Researchers found that MRI could be a reliable and safe option all while avoiding an invasive procedure.

Katie Pfaff

May 12, 2022

2 Min Read
Image courtesy of Illia Uriadnikov / Alamy Stock Photo

Heart failure, which has serious care implications, can be detected noninvasively with an echocardiogram but is often not fully diagnosed until a patient receives cardiac catheterization. However, such invasive procedures introduce risk for patients. Research from the University of East Anglia and the University of Sheffield has found that MRI could be a reliable and safe option all while avoiding an invasive procedure.

Measuring Pressure Inside the Heart

Heart failure is a condition marked by increased pressures in the heart. Diagnostic tools measure that pressure with differing degrees of accuracy. Ultrasound-based echocardiograms are not reliably accurate, with up to a 50% rate of inaccuracy, according to the universities. MRI could offer a noninvasive diagnostic option that is more precise than the oft used echocardiogram. The approach could also offer a cost-effective option for evaluation of heart failure.

When the research teams compared echocardiograms and MRIs of the heart against assessments completed with invasive procedures, MRI demonstrated a superior ability to match a diagnosis obtained through invasive measures. MRI assessments were able to correctly determine pressures indicative of heart failure for nearly three quarters of those diagnoses that were incorrect with echocardiograms.
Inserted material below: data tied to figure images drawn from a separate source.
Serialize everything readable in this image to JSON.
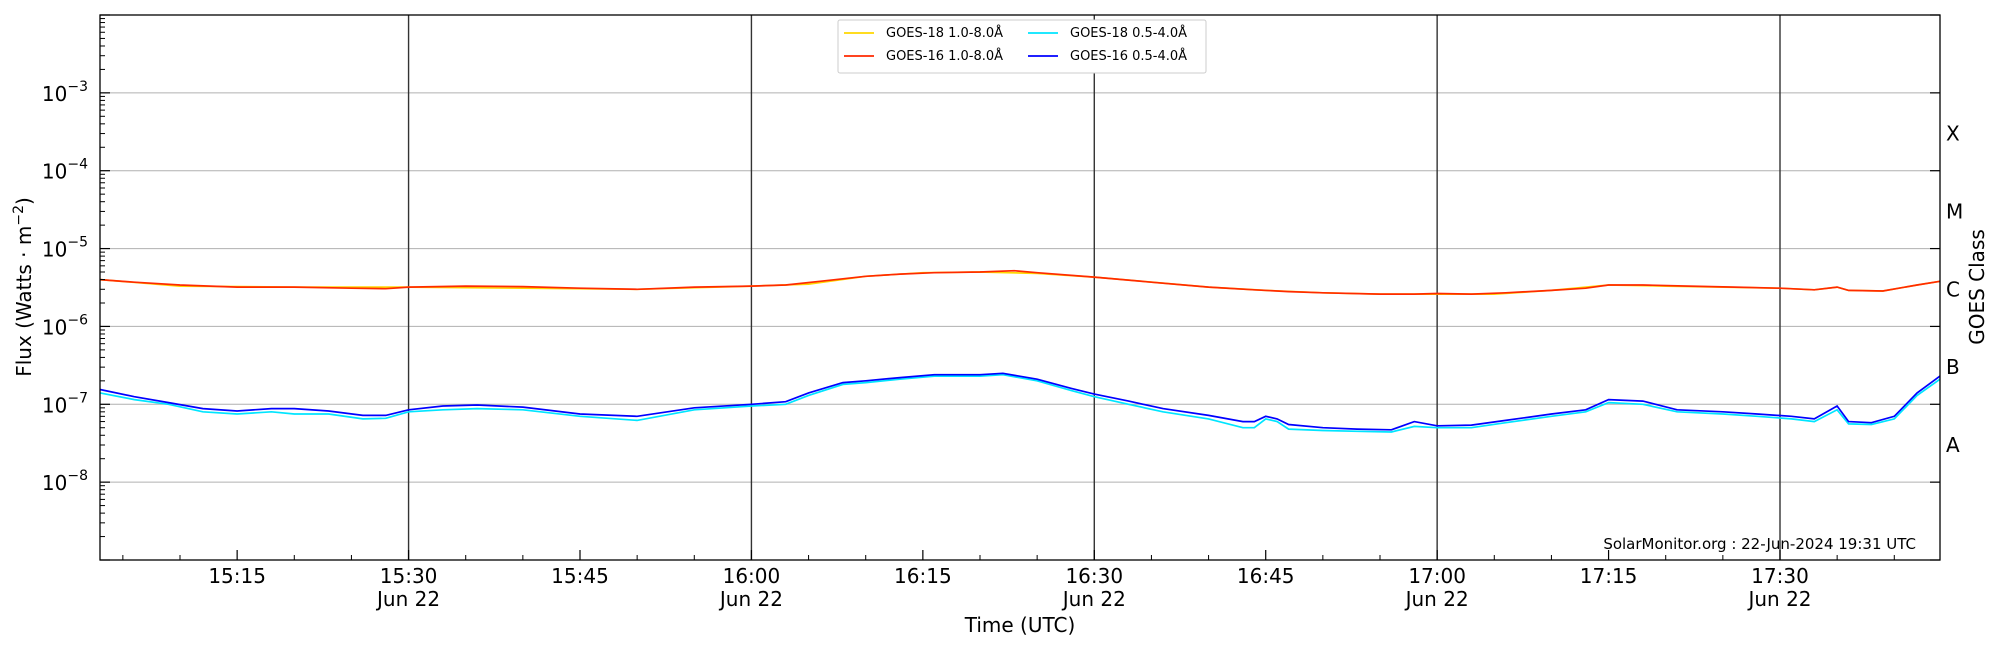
{
  "chart_data": {
    "type": "line",
    "title": "",
    "xlabel": "Time (UTC)",
    "ylabel_main": "Flux (Watts · m",
    "ylabel_sup": "−2",
    "ylabel_close": ")",
    "ylabel_right": "GOES Class",
    "y_scale": "log",
    "ylim": [
      1e-09,
      0.01
    ],
    "xlim": [
      "15:03",
      "17:44"
    ],
    "grid": "horizontal at decades, vertical lines every 30 min",
    "legend_position": "top-center",
    "y_ticks": [
      {
        "value": 1e-08,
        "label_base": "10",
        "label_exp": "−8"
      },
      {
        "value": 1e-07,
        "label_base": "10",
        "label_exp": "−7"
      },
      {
        "value": 1e-06,
        "label_base": "10",
        "label_exp": "−6"
      },
      {
        "value": 1e-05,
        "label_base": "10",
        "label_exp": "−5"
      },
      {
        "value": 0.0001,
        "label_base": "10",
        "label_exp": "−4"
      },
      {
        "value": 0.001,
        "label_base": "10",
        "label_exp": "−3"
      }
    ],
    "x_ticks": [
      {
        "time": "15:15",
        "label": "15:15",
        "sublabel": ""
      },
      {
        "time": "15:30",
        "label": "15:30",
        "sublabel": "Jun 22"
      },
      {
        "time": "15:45",
        "label": "15:45",
        "sublabel": ""
      },
      {
        "time": "16:00",
        "label": "16:00",
        "sublabel": "Jun 22"
      },
      {
        "time": "16:15",
        "label": "16:15",
        "sublabel": ""
      },
      {
        "time": "16:30",
        "label": "16:30",
        "sublabel": "Jun 22"
      },
      {
        "time": "16:45",
        "label": "16:45",
        "sublabel": ""
      },
      {
        "time": "17:00",
        "label": "17:00",
        "sublabel": "Jun 22"
      },
      {
        "time": "17:15",
        "label": "17:15",
        "sublabel": ""
      },
      {
        "time": "17:30",
        "label": "17:30",
        "sublabel": "Jun 22"
      }
    ],
    "classes": [
      {
        "label": "A",
        "value": 3e-08
      },
      {
        "label": "B",
        "value": 3e-07
      },
      {
        "label": "C",
        "value": 3e-06
      },
      {
        "label": "M",
        "value": 3e-05
      },
      {
        "label": "X",
        "value": 0.0003
      }
    ],
    "credit": "SolarMonitor.org : 22-Jun-2024 19:31 UTC",
    "series": [
      {
        "name": "GOES-18 1.0-8.0Å",
        "color": "#ffd700",
        "points": [
          [
            "15:03",
            4e-06
          ],
          [
            "15:10",
            3.3e-06
          ],
          [
            "15:20",
            3.2e-06
          ],
          [
            "15:30",
            3.2e-06
          ],
          [
            "15:40",
            3.1e-06
          ],
          [
            "15:50",
            3e-06
          ],
          [
            "16:00",
            3.3e-06
          ],
          [
            "16:05",
            3.5e-06
          ],
          [
            "16:10",
            4.4e-06
          ],
          [
            "16:15",
            4.9e-06
          ],
          [
            "16:20",
            5e-06
          ],
          [
            "16:25",
            4.8e-06
          ],
          [
            "16:30",
            4.3e-06
          ],
          [
            "16:40",
            3.2e-06
          ],
          [
            "16:45",
            2.9e-06
          ],
          [
            "16:50",
            2.7e-06
          ],
          [
            "16:55",
            2.6e-06
          ],
          [
            "17:00",
            2.6e-06
          ],
          [
            "17:05",
            2.6e-06
          ],
          [
            "17:10",
            2.9e-06
          ],
          [
            "17:15",
            3.4e-06
          ],
          [
            "17:20",
            3.3e-06
          ],
          [
            "17:25",
            3.2e-06
          ],
          [
            "17:30",
            3.1e-06
          ],
          [
            "17:33",
            2.95e-06
          ],
          [
            "17:35",
            3.2e-06
          ],
          [
            "17:36",
            2.9e-06
          ],
          [
            "17:39",
            2.85e-06
          ],
          [
            "17:42",
            3.4e-06
          ],
          [
            "17:44",
            3.8e-06
          ]
        ]
      },
      {
        "name": "GOES-16 1.0-8.0Å",
        "color": "#ff2a00",
        "points": [
          [
            "15:03",
            4e-06
          ],
          [
            "15:06",
            3.7e-06
          ],
          [
            "15:10",
            3.4e-06
          ],
          [
            "15:15",
            3.2e-06
          ],
          [
            "15:20",
            3.2e-06
          ],
          [
            "15:25",
            3.1e-06
          ],
          [
            "15:28",
            3.05e-06
          ],
          [
            "15:30",
            3.2e-06
          ],
          [
            "15:35",
            3.3e-06
          ],
          [
            "15:40",
            3.25e-06
          ],
          [
            "15:45",
            3.1e-06
          ],
          [
            "15:50",
            3e-06
          ],
          [
            "15:55",
            3.2e-06
          ],
          [
            "16:00",
            3.3e-06
          ],
          [
            "16:03",
            3.4e-06
          ],
          [
            "16:06",
            3.8e-06
          ],
          [
            "16:10",
            4.4e-06
          ],
          [
            "16:13",
            4.7e-06
          ],
          [
            "16:16",
            4.9e-06
          ],
          [
            "16:20",
            5e-06
          ],
          [
            "16:23",
            5.2e-06
          ],
          [
            "16:25",
            4.9e-06
          ],
          [
            "16:30",
            4.3e-06
          ],
          [
            "16:35",
            3.7e-06
          ],
          [
            "16:40",
            3.2e-06
          ],
          [
            "16:44",
            2.95e-06
          ],
          [
            "16:47",
            2.8e-06
          ],
          [
            "16:50",
            2.7e-06
          ],
          [
            "16:55",
            2.6e-06
          ],
          [
            "16:58",
            2.6e-06
          ],
          [
            "17:00",
            2.65e-06
          ],
          [
            "17:03",
            2.6e-06
          ],
          [
            "17:06",
            2.7e-06
          ],
          [
            "17:10",
            2.9e-06
          ],
          [
            "17:13",
            3.1e-06
          ],
          [
            "17:15",
            3.4e-06
          ],
          [
            "17:18",
            3.4e-06
          ],
          [
            "17:22",
            3.3e-06
          ],
          [
            "17:26",
            3.2e-06
          ],
          [
            "17:30",
            3.1e-06
          ],
          [
            "17:33",
            2.95e-06
          ],
          [
            "17:35",
            3.2e-06
          ],
          [
            "17:36",
            2.9e-06
          ],
          [
            "17:39",
            2.85e-06
          ],
          [
            "17:42",
            3.4e-06
          ],
          [
            "17:44",
            3.8e-06
          ]
        ]
      },
      {
        "name": "GOES-18 0.5-4.0Å",
        "color": "#00e5ff",
        "points": [
          [
            "15:03",
            1.4e-07
          ],
          [
            "15:06",
            1.15e-07
          ],
          [
            "15:09",
            1e-07
          ],
          [
            "15:12",
            8e-08
          ],
          [
            "15:15",
            7.5e-08
          ],
          [
            "15:18",
            8e-08
          ],
          [
            "15:20",
            7.5e-08
          ],
          [
            "15:23",
            7.5e-08
          ],
          [
            "15:26",
            6.5e-08
          ],
          [
            "15:28",
            6.6e-08
          ],
          [
            "15:30",
            8e-08
          ],
          [
            "15:33",
            8.5e-08
          ],
          [
            "15:36",
            8.8e-08
          ],
          [
            "15:40",
            8.5e-08
          ],
          [
            "15:45",
            7e-08
          ],
          [
            "15:50",
            6.2e-08
          ],
          [
            "15:55",
            8.5e-08
          ],
          [
            "16:00",
            9.5e-08
          ],
          [
            "16:03",
            1e-07
          ],
          [
            "16:05",
            1.3e-07
          ],
          [
            "16:08",
            1.8e-07
          ],
          [
            "16:10",
            1.9e-07
          ],
          [
            "16:13",
            2.1e-07
          ],
          [
            "16:16",
            2.3e-07
          ],
          [
            "16:20",
            2.3e-07
          ],
          [
            "16:22",
            2.4e-07
          ],
          [
            "16:25",
            2e-07
          ],
          [
            "16:28",
            1.5e-07
          ],
          [
            "16:30",
            1.25e-07
          ],
          [
            "16:33",
            1e-07
          ],
          [
            "16:36",
            8e-08
          ],
          [
            "16:40",
            6.5e-08
          ],
          [
            "16:43",
            5e-08
          ],
          [
            "16:44",
            5e-08
          ],
          [
            "16:45",
            6.5e-08
          ],
          [
            "16:46",
            6e-08
          ],
          [
            "16:47",
            4.8e-08
          ],
          [
            "16:50",
            4.6e-08
          ],
          [
            "16:53",
            4.5e-08
          ],
          [
            "16:56",
            4.4e-08
          ],
          [
            "16:58",
            5.2e-08
          ],
          [
            "17:00",
            5e-08
          ],
          [
            "17:03",
            5e-08
          ],
          [
            "17:06",
            5.8e-08
          ],
          [
            "17:10",
            7e-08
          ],
          [
            "17:13",
            8e-08
          ],
          [
            "17:15",
            1.05e-07
          ],
          [
            "17:18",
            1e-07
          ],
          [
            "17:21",
            8e-08
          ],
          [
            "17:25",
            7.5e-08
          ],
          [
            "17:28",
            7e-08
          ],
          [
            "17:31",
            6.5e-08
          ],
          [
            "17:33",
            6e-08
          ],
          [
            "17:35",
            8.5e-08
          ],
          [
            "17:36",
            5.6e-08
          ],
          [
            "17:38",
            5.5e-08
          ],
          [
            "17:40",
            6.5e-08
          ],
          [
            "17:42",
            1.3e-07
          ],
          [
            "17:44",
            2.1e-07
          ]
        ]
      },
      {
        "name": "GOES-16 0.5-4.0Å",
        "color": "#0000ff",
        "points": [
          [
            "15:03",
            1.55e-07
          ],
          [
            "15:06",
            1.25e-07
          ],
          [
            "15:09",
            1.05e-07
          ],
          [
            "15:12",
            8.8e-08
          ],
          [
            "15:15",
            8.2e-08
          ],
          [
            "15:18",
            8.8e-08
          ],
          [
            "15:20",
            8.8e-08
          ],
          [
            "15:23",
            8.2e-08
          ],
          [
            "15:26",
            7.2e-08
          ],
          [
            "15:28",
            7.2e-08
          ],
          [
            "15:30",
            8.5e-08
          ],
          [
            "15:33",
            9.5e-08
          ],
          [
            "15:36",
            9.8e-08
          ],
          [
            "15:40",
            9.2e-08
          ],
          [
            "15:45",
            7.5e-08
          ],
          [
            "15:50",
            7e-08
          ],
          [
            "15:55",
            9e-08
          ],
          [
            "16:00",
            1e-07
          ],
          [
            "16:03",
            1.08e-07
          ],
          [
            "16:05",
            1.4e-07
          ],
          [
            "16:08",
            1.9e-07
          ],
          [
            "16:10",
            2e-07
          ],
          [
            "16:13",
            2.2e-07
          ],
          [
            "16:16",
            2.4e-07
          ],
          [
            "16:20",
            2.4e-07
          ],
          [
            "16:22",
            2.5e-07
          ],
          [
            "16:25",
            2.1e-07
          ],
          [
            "16:28",
            1.6e-07
          ],
          [
            "16:30",
            1.35e-07
          ],
          [
            "16:33",
            1.1e-07
          ],
          [
            "16:36",
            8.8e-08
          ],
          [
            "16:40",
            7.2e-08
          ],
          [
            "16:43",
            6e-08
          ],
          [
            "16:44",
            6e-08
          ],
          [
            "16:45",
            7e-08
          ],
          [
            "16:46",
            6.5e-08
          ],
          [
            "16:47",
            5.5e-08
          ],
          [
            "16:50",
            5e-08
          ],
          [
            "16:53",
            4.8e-08
          ],
          [
            "16:56",
            4.7e-08
          ],
          [
            "16:58",
            6e-08
          ],
          [
            "17:00",
            5.3e-08
          ],
          [
            "17:03",
            5.4e-08
          ],
          [
            "17:06",
            6.2e-08
          ],
          [
            "17:10",
            7.5e-08
          ],
          [
            "17:13",
            8.5e-08
          ],
          [
            "17:15",
            1.15e-07
          ],
          [
            "17:18",
            1.1e-07
          ],
          [
            "17:21",
            8.5e-08
          ],
          [
            "17:25",
            8e-08
          ],
          [
            "17:28",
            7.5e-08
          ],
          [
            "17:31",
            7e-08
          ],
          [
            "17:33",
            6.5e-08
          ],
          [
            "17:35",
            9.5e-08
          ],
          [
            "17:36",
            6e-08
          ],
          [
            "17:38",
            5.8e-08
          ],
          [
            "17:40",
            7e-08
          ],
          [
            "17:42",
            1.4e-07
          ],
          [
            "17:44",
            2.3e-07
          ]
        ]
      }
    ]
  }
}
More Accurate Assessment with MRI vs. Echocardiogram

"We showed that heart MRI is superior to echocardiography in predicting pressure inside the heart,” said Dr Pankaj Garg, associate professor in Cardiovascular Medicine at the University of East Anglia, Norwich, United Kingdom, shared in a release. “Almost 71% of patients who had wrongly measured pressures by echocardiography had correct pressures by heart MRI.”

Patients included in the research were assessed for left atrial volume and left ventricular mass. Left ventricular filling pressure was then calculated based on these two measures. About 835 patients who were in the ASPIRE registry and had received same day MRI of the heart and invasive assessment were included in the research. The research was published in European Heart Journal. Research was partially funded by grants from Wellcome Trust and NHS’ National Institute for Health and Care Research.